If I feel like this about you, you have to feel the same way about him.
Why the hell would I trust anything either of you says at this point? ”
“I know. I’m sorry.” I look straight at my feet again because if I look at his chest, I’m going to lose it. “But you’re my alpha,” I say, and I hear him suck in a breath. “I can’t go through my heat without you, but I won’t force you into anything either.”
His growl rumbles deep, and he moves so close that the heat of his body brushes me.
“You keep saying that you’re sorry, and that you ‘know’, but you don’t have a fucking clue.
After everything I told you about my ex-wife, after all the shit I told you I’ve been through…
Ollie.” I jump as he grips my chin, making me look up and meet the storm in his eyes.
“I’ve been so fucking terrified of these feelings I have for you—for Luke—and I wanted to push through and be with you because you are important enough for me to try.

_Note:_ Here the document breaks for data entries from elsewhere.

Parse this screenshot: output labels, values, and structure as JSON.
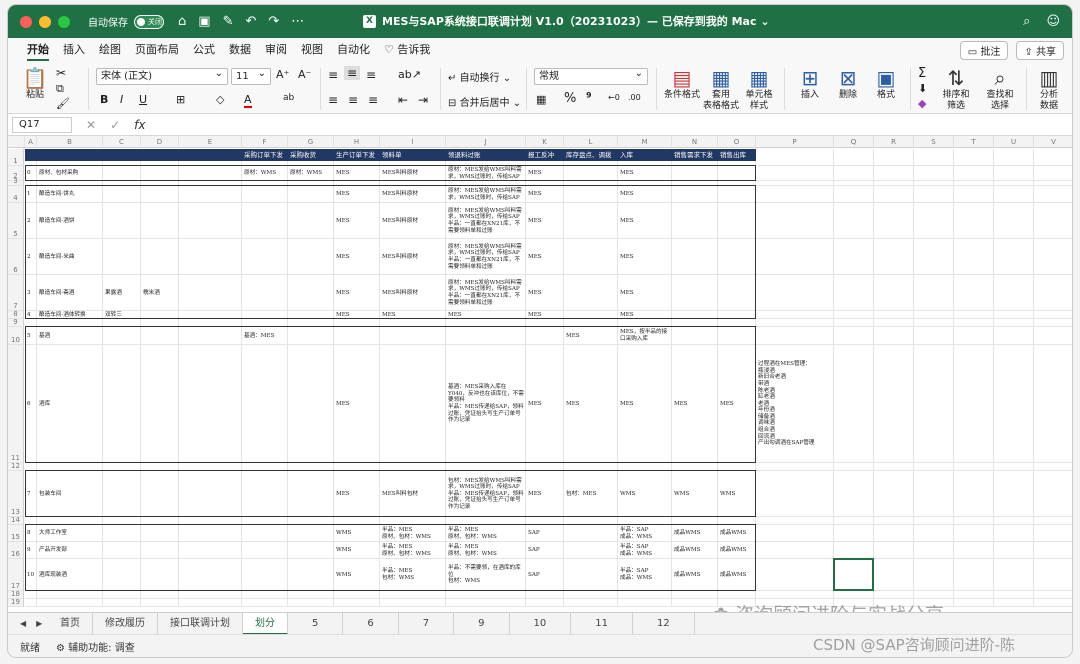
{
  "titlebar": {
    "autosave_label": "自动保存",
    "autosave_state": "关闭",
    "doc_badge": "X",
    "title": "MES与SAP系统接口联调计划 V1.0（20231023）— 已保存到我的 Mac ⌄"
  },
  "ribbon_tabs": [
    "开始",
    "插入",
    "绘图",
    "页面布局",
    "公式",
    "数据",
    "审阅",
    "视图",
    "自动化"
  ],
  "tell_me": "告诉我",
  "comments_btn": "批注",
  "share_btn": "共享",
  "ribbon": {
    "paste": "粘贴",
    "font_name": "宋体 (正文)",
    "font_size": "11",
    "wrap_text": "自动换行",
    "merge_center": "合并后居中",
    "number_format": "常规",
    "cond_format": "条件格式",
    "table_format": "套用\n表格格式",
    "cell_style": "单元格\n样式",
    "insert": "插入",
    "delete": "删除",
    "format": "格式",
    "sort_filter": "排序和\n筛选",
    "find_select": "查找和\n选择",
    "analyze": "分析\n数据"
  },
  "formula_bar": {
    "cell_ref": "Q17",
    "fx": "fx"
  },
  "columns": [
    "A",
    "B",
    "C",
    "D",
    "E",
    "F",
    "G",
    "H",
    "I",
    "J",
    "K",
    "L",
    "M",
    "N",
    "O",
    "P",
    "Q",
    "R",
    "S",
    "T",
    "U",
    "V"
  ],
  "header_row": {
    "F": "采购订单下发",
    "G": "采购收货",
    "H": "生产订单下发",
    "I": "领料单",
    "J": "领退料过账",
    "K": "报工反冲",
    "L": "库存盘点、调拨",
    "M": "入库",
    "N": "销售需求下发",
    "O": "销售出库"
  },
  "rows": [
    {
      "r": "2",
      "A": "0",
      "B": "原材、包材采购",
      "F": "原材：WMS",
      "G": "原材：WMS",
      "H": "MES",
      "I": "MES叫料原材",
      "J": "原材：MES发给WMS叫料需求，WMS过账时，传给SAP",
      "K": "MES",
      "M": "MES"
    },
    {
      "r": "4",
      "A": "1",
      "B": "酿造车间-饼丸",
      "H": "MES",
      "I": "MES叫料原材",
      "J": "原材：MES发给WMS叫料需求，WMS过账时，传给SAP",
      "K": "MES",
      "M": "MES"
    },
    {
      "r": "5",
      "A": "2",
      "B": "酿造车间-酒饼",
      "H": "MES",
      "I": "MES叫料原材",
      "J": "原材：MES发给WMS叫料需求，WMS过账时，传给SAP\n半品：一直都在XN21库，不需要领料单和过账",
      "K": "MES",
      "M": "MES"
    },
    {
      "r": "6",
      "A": "2",
      "B": "酿造车间-米曲",
      "H": "MES",
      "I": "MES叫料原材",
      "J": "原材：MES发给WMS叫料需求，WMS过账时，传给SAP\n半品：一直都在XN21库，不需要领料单和过账",
      "K": "MES",
      "M": "MES"
    },
    {
      "r": "7",
      "A": "3",
      "B": "酿造车间-斋酒",
      "C": "果露酒",
      "D": "糯米酒",
      "H": "MES",
      "I": "MES叫料原材",
      "J": "原材：MES发给WMS叫料需求，WMS过账时，传给SAP\n半品：一直都在XN21库，不需要领料单和过账",
      "K": "MES",
      "M": "MES"
    },
    {
      "r": "8",
      "A": "4",
      "B": "酿造车间-酒体转换",
      "C": "双转三",
      "H": "MES",
      "I": "MES",
      "J": "MES",
      "K": "MES",
      "M": "MES"
    },
    {
      "r": "10",
      "A": "5",
      "B": "基酒",
      "F": "基酒：MES",
      "L": "MES",
      "M": "MES，按半品的接口采购入库"
    },
    {
      "r": "11",
      "A": "6",
      "B": "酒库",
      "H": "MES",
      "J": "基酒：MES采购入库在Y040，反冲也在该库位，不需要领料\n半品：MES传递给SAP，领料过账，凭证抬头写生产订单号作为记录",
      "K": "MES",
      "L": "MES",
      "M": "MES",
      "N": "MES",
      "O": "MES",
      "P": "过程酒在MES管理：\n瓶浸酒\n新旧合老酒\n带酒\n陈老酒\n缸老酒\n老酒\n年份酒\n储备酒\n调味酒\n组合酒\n回流酒\n产出勾调酒在SAP管理"
    },
    {
      "r": "13",
      "A": "7",
      "B": "包装车间",
      "H": "MES",
      "I": "MES叫料包材",
      "J": "包材：MES发给WMS叫料需求，WMS过账时，传给SAP\n半品：MES传递给SAP，领料过账，凭证抬头写生产订单号作为记录",
      "K": "MES",
      "L": "包材：MES",
      "M": "WMS",
      "N": "WMS",
      "O": "WMS"
    },
    {
      "r": "15",
      "A": "8",
      "B": "大师工作室",
      "H": "WMS",
      "I": "半品：MES\n原材、包材：WMS",
      "J": "半品：MES\n原材、包材：WMS",
      "K": "SAP",
      "M": "半品：SAP\n成品：WMS",
      "N": "成品WMS",
      "O": "成品WMS"
    },
    {
      "r": "16",
      "A": "9",
      "B": "产品开发部",
      "H": "WMS",
      "I": "半品：MES\n原材、包材：WMS",
      "J": "半品：MES\n原材、包材：WMS",
      "K": "SAP",
      "M": "半品：SAP\n成品：WMS",
      "N": "成品WMS",
      "O": "成品WMS"
    },
    {
      "r": "17",
      "A": "10",
      "B": "酒库现装酒",
      "H": "WMS",
      "I": "半品：MES\n包材：WMS",
      "J": "半品：不需要领，在酒库的库位\n包材：WMS",
      "K": "SAP",
      "M": "半品：SAP\n成品：WMS",
      "N": "成品WMS",
      "O": "成品WMS"
    }
  ],
  "row_numbers": [
    "1",
    "2",
    "3",
    "4",
    "5",
    "6",
    "7",
    "8",
    "9",
    "10",
    "11",
    "12",
    "13",
    "14",
    "15",
    "16",
    "17",
    "18",
    "19"
  ],
  "sheets": [
    "首页",
    "修改履历",
    "接口联调计划",
    "划分",
    "5",
    "6",
    "7",
    "9",
    "10",
    "11",
    "12"
  ],
  "active_sheet": "划分",
  "status": {
    "ready": "就绪",
    "accessibility": "辅助功能: 调查"
  },
  "watermarks": {
    "wechat": "咨询顾问进阶与实战分享",
    "csdn": "CSDN @SAP咨询顾问进阶-陈"
  },
  "colors": {
    "accent": "#1f7145",
    "header_fill": "#203864"
  }
}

Do you even understand what it means to find out you’ve been lying to me like this? And that I still fucking love you.”
His words stab through my heart. “Timber, I told you. I love—” I move to grasp him as his hand falls from my chin, but he knocks me away.
“I don’t want to hear it again. I’m fucking tired, and I can’t think straight when you smell so good.”
“What do you want to do now then?” I ask quickly because I’m exhausted too. Everything feels too heavy, and I just want to get away from this conversation, even though we have to have it.
“I need some time to think,” he says coarsely. He grabs his jacket from the side of the counter, still not looking at me as he zips it up.
“I’ll be gone by the time you get back,” I say, and he just nods before he turns his back on me and leaves.
As the garage door slams, my breath flies out of me, and my whole body slouches. My thighs are spasming, and my pussy aches, so I lean against the counter for support.
I squeeze my eyes closed to stop the pathetic tears that are fighting to get free again.
I don’t deserve to cry when this is my fault.
Even running after him is stupid when he’s asked for space. Maybe if I get to him before his car pulls out of the garage, I can beg and plead with him to let me explain it properly. I was so startled by everything that I couldn’t tell him what really happened to Luke, and how bad it was for us.
“For God’s sake!” I yell out, slamming my fist on the counter and soaking in the pain that shudders through my hand.
With everything I know about Timber, any excuse I have for him won’t work. He wants space, and, no matter how much it guts me to step back and wait for him, I’ll give him all the space he needs to decide how much he hates me.